Voix suscitées, voix écoutées : à la recherche de la voix des enfants du passé

Jobs als Schulmeister (1845)

Hasenclever, Jobs als Schulmeister (1845)

À l’époque moderne, comme aujourd’hui, la voix des enfants résonne constamment entre les murs des maisons, dans la rue et dans les cours, à l’église et à l’école. Paroles, chansons, rires et cris ponctuent les jeux et les disputes, accompagnent les processions religieuses, annoncent la sortie des classes. Spontanée ou disciplinée, clameur ou murmure, la voix de l’enfant est omniprésente, et pourtant elle semble insaisissable à l’historien qui tente de la retenir.

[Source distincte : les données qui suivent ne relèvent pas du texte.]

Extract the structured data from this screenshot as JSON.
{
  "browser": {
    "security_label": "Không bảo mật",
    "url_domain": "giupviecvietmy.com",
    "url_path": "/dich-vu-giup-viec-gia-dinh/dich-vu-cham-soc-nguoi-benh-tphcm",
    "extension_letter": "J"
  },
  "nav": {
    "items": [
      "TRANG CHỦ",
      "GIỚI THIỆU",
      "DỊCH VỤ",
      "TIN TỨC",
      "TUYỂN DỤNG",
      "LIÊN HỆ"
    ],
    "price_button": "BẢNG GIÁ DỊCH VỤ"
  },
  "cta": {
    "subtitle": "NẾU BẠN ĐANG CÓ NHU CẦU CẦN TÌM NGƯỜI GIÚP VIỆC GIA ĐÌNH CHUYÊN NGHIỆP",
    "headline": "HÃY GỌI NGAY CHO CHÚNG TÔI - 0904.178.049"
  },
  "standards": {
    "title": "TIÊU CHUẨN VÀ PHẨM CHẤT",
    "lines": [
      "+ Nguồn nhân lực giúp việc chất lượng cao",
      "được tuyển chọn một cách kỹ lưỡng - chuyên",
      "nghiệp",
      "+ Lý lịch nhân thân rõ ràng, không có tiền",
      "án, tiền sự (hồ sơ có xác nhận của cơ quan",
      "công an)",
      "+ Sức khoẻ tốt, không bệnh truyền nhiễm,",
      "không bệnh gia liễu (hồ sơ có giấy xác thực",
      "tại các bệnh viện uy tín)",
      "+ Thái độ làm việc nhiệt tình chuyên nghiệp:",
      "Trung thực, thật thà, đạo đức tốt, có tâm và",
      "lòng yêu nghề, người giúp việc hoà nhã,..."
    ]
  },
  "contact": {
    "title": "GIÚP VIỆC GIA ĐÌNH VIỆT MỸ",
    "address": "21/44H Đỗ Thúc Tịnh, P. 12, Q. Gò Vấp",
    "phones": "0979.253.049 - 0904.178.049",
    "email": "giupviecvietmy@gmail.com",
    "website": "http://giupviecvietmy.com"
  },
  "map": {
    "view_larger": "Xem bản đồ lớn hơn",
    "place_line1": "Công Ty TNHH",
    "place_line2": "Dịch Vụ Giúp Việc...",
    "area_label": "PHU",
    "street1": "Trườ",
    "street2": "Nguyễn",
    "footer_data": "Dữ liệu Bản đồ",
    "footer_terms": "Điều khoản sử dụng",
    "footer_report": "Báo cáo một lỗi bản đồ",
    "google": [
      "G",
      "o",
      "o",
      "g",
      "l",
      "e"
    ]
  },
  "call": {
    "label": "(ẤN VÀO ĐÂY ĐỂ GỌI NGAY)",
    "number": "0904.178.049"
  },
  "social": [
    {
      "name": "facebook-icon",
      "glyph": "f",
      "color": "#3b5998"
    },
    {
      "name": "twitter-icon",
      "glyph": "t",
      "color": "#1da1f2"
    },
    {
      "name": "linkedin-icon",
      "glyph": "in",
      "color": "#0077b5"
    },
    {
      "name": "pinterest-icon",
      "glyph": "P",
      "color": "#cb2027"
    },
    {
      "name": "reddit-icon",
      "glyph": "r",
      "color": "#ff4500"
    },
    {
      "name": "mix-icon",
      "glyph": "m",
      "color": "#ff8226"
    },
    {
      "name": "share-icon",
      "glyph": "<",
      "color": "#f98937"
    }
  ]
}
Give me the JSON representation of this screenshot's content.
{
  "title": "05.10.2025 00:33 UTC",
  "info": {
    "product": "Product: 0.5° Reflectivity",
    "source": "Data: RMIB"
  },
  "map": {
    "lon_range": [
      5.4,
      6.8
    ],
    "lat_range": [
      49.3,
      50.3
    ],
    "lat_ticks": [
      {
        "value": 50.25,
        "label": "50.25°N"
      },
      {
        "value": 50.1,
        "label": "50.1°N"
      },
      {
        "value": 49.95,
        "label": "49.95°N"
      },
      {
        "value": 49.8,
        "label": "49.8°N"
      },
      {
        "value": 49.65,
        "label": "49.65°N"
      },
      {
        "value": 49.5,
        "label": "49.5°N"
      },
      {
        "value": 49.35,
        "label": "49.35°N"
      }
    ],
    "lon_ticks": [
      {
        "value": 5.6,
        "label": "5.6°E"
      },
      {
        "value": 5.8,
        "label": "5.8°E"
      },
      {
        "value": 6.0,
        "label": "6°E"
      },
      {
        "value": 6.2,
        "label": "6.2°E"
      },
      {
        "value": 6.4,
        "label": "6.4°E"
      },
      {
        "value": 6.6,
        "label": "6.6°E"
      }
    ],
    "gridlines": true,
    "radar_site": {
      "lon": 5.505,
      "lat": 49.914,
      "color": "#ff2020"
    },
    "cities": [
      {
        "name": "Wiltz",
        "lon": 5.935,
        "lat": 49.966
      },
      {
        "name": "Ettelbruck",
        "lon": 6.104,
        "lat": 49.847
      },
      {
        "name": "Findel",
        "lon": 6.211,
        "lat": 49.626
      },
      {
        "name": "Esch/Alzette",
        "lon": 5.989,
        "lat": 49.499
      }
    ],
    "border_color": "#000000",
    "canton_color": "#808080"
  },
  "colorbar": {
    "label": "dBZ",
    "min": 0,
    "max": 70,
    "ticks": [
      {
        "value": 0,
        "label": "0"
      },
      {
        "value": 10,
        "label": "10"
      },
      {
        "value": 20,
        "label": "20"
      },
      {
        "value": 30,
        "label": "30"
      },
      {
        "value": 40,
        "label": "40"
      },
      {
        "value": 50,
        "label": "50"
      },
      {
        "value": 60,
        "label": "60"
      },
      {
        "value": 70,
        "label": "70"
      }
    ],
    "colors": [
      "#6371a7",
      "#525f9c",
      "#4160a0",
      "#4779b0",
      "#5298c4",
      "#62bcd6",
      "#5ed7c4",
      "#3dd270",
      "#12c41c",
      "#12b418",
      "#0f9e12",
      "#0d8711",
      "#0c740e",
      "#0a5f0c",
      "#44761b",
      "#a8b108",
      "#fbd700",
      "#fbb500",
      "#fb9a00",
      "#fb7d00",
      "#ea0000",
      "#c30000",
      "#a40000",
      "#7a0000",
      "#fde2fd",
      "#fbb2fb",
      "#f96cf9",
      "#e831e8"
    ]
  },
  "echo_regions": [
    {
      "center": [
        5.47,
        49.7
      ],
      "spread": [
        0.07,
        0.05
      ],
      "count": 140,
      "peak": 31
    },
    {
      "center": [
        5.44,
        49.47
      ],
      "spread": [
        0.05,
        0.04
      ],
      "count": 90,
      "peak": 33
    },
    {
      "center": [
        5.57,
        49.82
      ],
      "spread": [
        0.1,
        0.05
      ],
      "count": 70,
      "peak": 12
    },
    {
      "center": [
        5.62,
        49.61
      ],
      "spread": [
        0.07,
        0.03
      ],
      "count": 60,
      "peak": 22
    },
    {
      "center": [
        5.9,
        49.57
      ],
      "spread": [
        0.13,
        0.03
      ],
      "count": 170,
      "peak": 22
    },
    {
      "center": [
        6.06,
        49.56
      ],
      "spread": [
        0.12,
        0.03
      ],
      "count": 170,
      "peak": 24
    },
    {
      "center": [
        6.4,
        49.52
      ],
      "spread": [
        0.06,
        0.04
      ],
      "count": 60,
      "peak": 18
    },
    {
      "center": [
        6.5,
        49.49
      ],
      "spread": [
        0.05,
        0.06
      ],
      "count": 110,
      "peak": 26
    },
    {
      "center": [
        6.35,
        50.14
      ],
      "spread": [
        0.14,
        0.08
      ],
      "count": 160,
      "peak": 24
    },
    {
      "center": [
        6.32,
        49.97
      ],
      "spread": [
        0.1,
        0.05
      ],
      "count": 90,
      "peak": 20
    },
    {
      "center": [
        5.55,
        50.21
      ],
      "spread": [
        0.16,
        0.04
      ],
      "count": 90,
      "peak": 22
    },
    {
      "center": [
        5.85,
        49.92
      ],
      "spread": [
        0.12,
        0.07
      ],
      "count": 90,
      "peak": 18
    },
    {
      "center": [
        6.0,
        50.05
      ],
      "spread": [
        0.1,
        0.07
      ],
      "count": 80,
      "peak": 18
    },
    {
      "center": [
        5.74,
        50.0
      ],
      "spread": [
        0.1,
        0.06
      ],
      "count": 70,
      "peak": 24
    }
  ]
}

Lorsqu’il cherche à retrouver les voix des enfants du passé, leur phrasé, leur rythme, leur souffle, leur couleur, l’historien se heurte en effet à deux séries de difficultés. Les premières regardent la manière d’écrire l’histoire de l’enfance. L’historien n’y accède le plus souvent qu’à travers le regard des adultes, parents ou éducateurs : un regard que les représentations culturelles de l’époque chargent de valeurs et de connotations parfois contradictoires, l’enfant étant tout ensemble le meilleur médiateur du divin, la préfiguration de l’avenir ou un être inachevé, constant rappel de l’imperfection de l’homme post-lapsaire.

La seconde difficulté concerne l’histoire des voix et, plus largement, des bruits du passé, qui ne se donnent à entendre qu’à travers le média de documents muets, procès-verbaux de police, traités musicaux et pédagogiques, partitions, images. La voix des enfants n’échappe pas à la norme. L’historien la retrouve d’abord dans des documents prescriptifs qui l’envisagent en fonction des normes esthétiques et des représentations sociales de l’époque, ainsi que dans des témoignages textuels et iconographiques qui la décrivent ou l’évoquent a posteriori. Il n’est pourtant pas de bonne méthode d’opposer la voix « réelle » à la voix « idéale » décrite par des sources. Si les bruits du passé ne nous parviennent pas dans leur réalité brute, c’est que celle-ci n’a jamais existé : les voix ne nous sont accessibles qu’à travers la manière dont les contemporains les percevaient, les écoutaient et les décrivaient, qui constitue leur réalité historique.

Puisque c’est dans ces sources que se joue l’expérience historienne d’une écoute des enfants du passé, ce sont elles que cette exposition a choisi de mettre en avant et d’éclairer à la lumière des travaux des historiens, des musicologues et des ethnologues du passé. Le parcours s’organise en trois étapes. La première s’intéresse aux espaces matériels dans lesquels s’expriment les voix enfantines, ainsi qu’aux « passeurs » qui les accompagnent, leur donnent forme et leur confèrent du sens. La seconde étape envisage la voix de l’enfant au coeur du processus de fabrication des identités collectives, confessionnelles ou politiques. Enfin, la troisième section de l’exposition cherche à revenir au plus près de l’élocution enfantine, telle qu’elle s’exprime au cours des apprentissages scolaires, dans les exercices publics ou la « pédagogie cérémonielle » des représentations catéchétiques et révolutionnaires. Tout au long du parcours, on s’est efforcé de mettre la situation française en regard d’autres réalités, dans le monde catholique ou réformé.

À l’initiative de ce projet, il y eut Xavier Bisaro, professeur de musicologie à l’université de Tours, brutalement disparu au printemps 2018. L’équipe qu’il avait rassemblée a eu à coeur de poursuivre le travail collectif engagé. Cette exposition virtuelle est aussi une manière de lui rendre hommage.